İşte size Karaburun'un parlak yıldızı, başarılarla ve skandallarla dolu bir belediye başkanlığı kariyeri. İlkay Girgin Erdoğan belki de yerel yönetimlerde "nasıl olunmaz"ın canlı örneği olarak tarihe geçecek. Ama unutmayın, her şey bir bakış açısı meselesi.
Belki de o, kendi özgün yönetim tarzıyla, gelecek nesillere "farklı" olmanın yollarını gösteriyor.
Kim bilir?
Peki, İlkay Erdoğan’ın yerine aday olmuş Nurşen Balcı, uzun yıllar boyunca Cumhuriyet Halk Partisi (CHP) kadın kolları başkanı olarak görev almış ve CHP'nin üst düzey siyasetinde önemli roller üstlenmiş bir siyasetçi.
Parti içindeki bu deneyimli pozisyonları sayesinde, onlarca seçim kampanyasını yönetmiş ve partinin stratejik karar alma süreçlerinde kritik roller oynamıştır. Siyasetteki bu uzun soluklu kariyeri, Balcı'nın parti politikaları ve kampanya yönetimi konusunda geniş bir deneyime sahip olduğunu söylemek yanlış olmayacaktır.
Evet, Nurşen Balcı, CHP'nin il kadın kolları başkanlığını yapmış, uzun yollardan geçmiş bir siyasetçi.
Ve evet, Karaburun’da "ithal adayı" diyorlar…

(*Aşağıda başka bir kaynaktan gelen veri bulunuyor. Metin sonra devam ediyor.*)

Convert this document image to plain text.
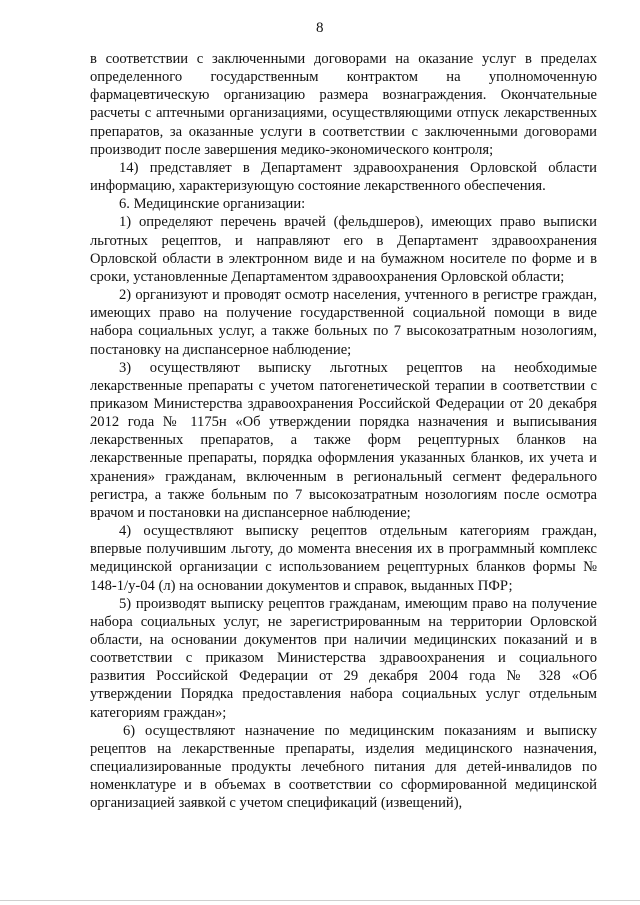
8

в соответствии с заключенными договорами на оказание услуг в пределах определенного государственным контрактом на уполномоченную фармацевтическую организацию размера вознаграждения. Окончательные расчеты с аптечными организациями, осуществляющими отпуск лекарственных препаратов, за оказанные услуги в соответствии с заключенными договорами производит после завершения медико-экономического контроля;

14) представляет в Департамент здравоохранения Орловской области информацию, характеризующую состояние лекарственного обеспечения.

6. Медицинские организации:

1) определяют перечень врачей (фельдшеров), имеющих право выписки льготных рецептов, и направляют его в Департамент здравоохранения Орловской области в электронном виде и на бумажном носителе по форме и в сроки, установленные Департаментом здравоохранения Орловской области;

2) организуют и проводят осмотр населения, учтенного в регистре граждан, имеющих право на получение государственной социальной помощи в виде набора социальных услуг, а также больных по 7 высокозатратным нозологиям, постановку на диспансерное наблюдение;

3) осуществляют выписку льготных рецептов на необходимые лекарственные препараты с учетом патогенетической терапии в соответствии с приказом Министерства здравоохранения Российской Федерации от 20 декабря 2012 года № 1175н «Об утверждении порядка назначения и выписывания лекарственных препаратов, а также форм рецептурных бланков на лекарственные препараты, порядка оформления указанных бланков, их учета и хранения» гражданам, включенным в региональный сегмент федерального регистра, а также больным по 7 высокозатратным нозологиям после осмотра врачом и постановки на диспансерное наблюдение;

4) осуществляют выписку рецептов отдельным категориям граждан, впервые получившим льготу, до момента внесения их в программный комплекс медицинской организации с использованием рецептурных бланков формы № 148-1/у-04 (л) на основании документов и справок, выданных ПФР;

5) производят выписку рецептов гражданам, имеющим право на получение набора социальных услуг, не зарегистрированным на территории Орловской области, на основании документов при наличии медицинских показаний и в соответствии с приказом Министерства здравоохранения и социального развития Российской Федерации от 29 декабря 2004 года № 328 «Об утверждении Порядка предоставления набора социальных услуг отдельным категориям граждан»;

6) осуществляют назначение по медицинским показаниям и выписку рецептов на лекарственные препараты, изделия медицинского назначения, специализированные продукты лечебного питания для детей-инвалидов по номенклатуре и в объемах в соответствии со сформированной медицинской организацией заявкой с учетом спецификаций (извещений),
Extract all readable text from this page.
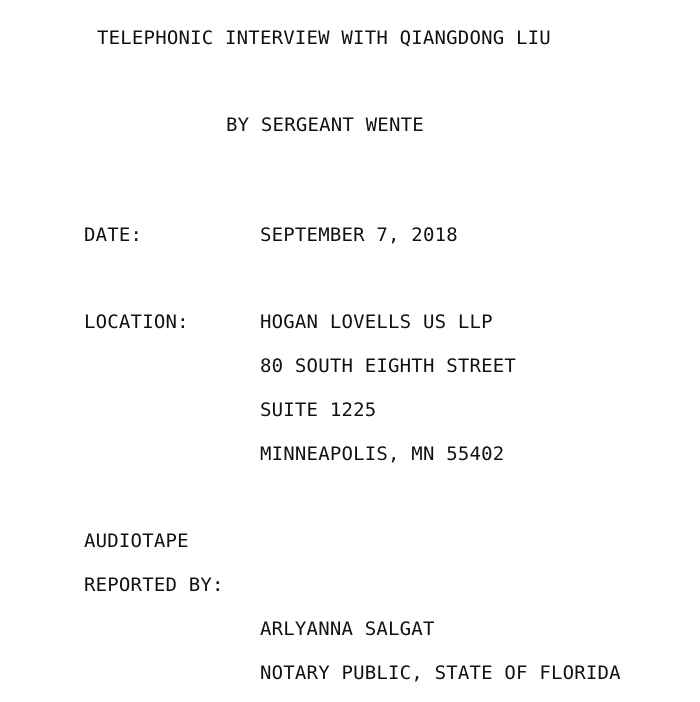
TELEPHONIC INTERVIEW WITH QIANGDONG LIU
BY SERGEANT WENTE
DATE:	SEPTEMBER 7, 2018
LOCATION:	HOGAN LOVELLS US LLP
80 SOUTH EIGHTH STREET
SUITE 1225
MINNEAPOLIS, MN 55402
AUDIOTAPE
REPORTED BY:
ARLYANNA SALGAT
NOTARY PUBLIC, STATE OF FLORIDA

Ama gelin görün ki, bu eleştiriler ne kadar yersiz, ne kadar haksız!
Karaburun, yerli nüfusunun azlığı ve İzmir'den aldığı ciddi göç ile adeta bir mozaik. Bu durum, siyasi dinamikleri de oldukça ilginç kılıyor.
Ve işte tam bu noktada Balcı'nın deneyimi devreye giriyor. Uzun yıllar boyunca CHP içinde kazandığı tecrübeyle, Karaburun'un bu karmaşık yapısını "anlamakta ve yönetmekte" kimse onun eline su dökemez.
Peki, yapılan bütün protestolara, atılan bütün iftiralara rağmen Balcı'nın bu işin üstesinden geleceğine ve başarılı olacağına neden bu kadar eminiz?
Çünkü Balcı, sadece bir siyasetçi değil, aynı zamanda bir direniş sembolü. Karşılaştığı haksızlıklara rağmen, yılmadan, usanmadan çalışmaya devam ediyor. Bu, onun sadece politik bir figür olmadığını, aynı zamanda bir umut ışığı olduğunu gösteriyor.
Karaburun'da Belediye Başkanı Erdoğan’ın Balcı'ya yaptırdığı baskıya rağmen bu işin üstesinden gelecektir.
Ve bu zorlu görevde, onun deneyimi, sabrı ve diplomasisi, Karaburun için bir dönüşüm fırsatına dönüşebilir. Balcı, bu mozaik yapıyı bir araya getirip, herkesin sesini duyabileceği bir harmoni yaratabilirse, işte o zaman "ithal adayı" eleştirileri de tarihin tozlu sayfalarında yerini alacaktır.
Sonuç olarak, Nurşen Balcı'nın Karaburun'da başarılı olup olmayacağını zaman gösterecek. Ancak bir şey kesin ki; onun bu mücadelesi, politika dünyasında nadir rastlanan bir azim ve kararlılık örneği. Ve belki de, tam da bu yüzden, Karaburun için en doğru aday ı. Yani, sevgili okurlar, "ithal aday" eleştirileri bir kenara, Karaburun'un değişim rüzgarı esmeye başladı bile.
Ve bu rüzgarın adı Nurşen Balcı!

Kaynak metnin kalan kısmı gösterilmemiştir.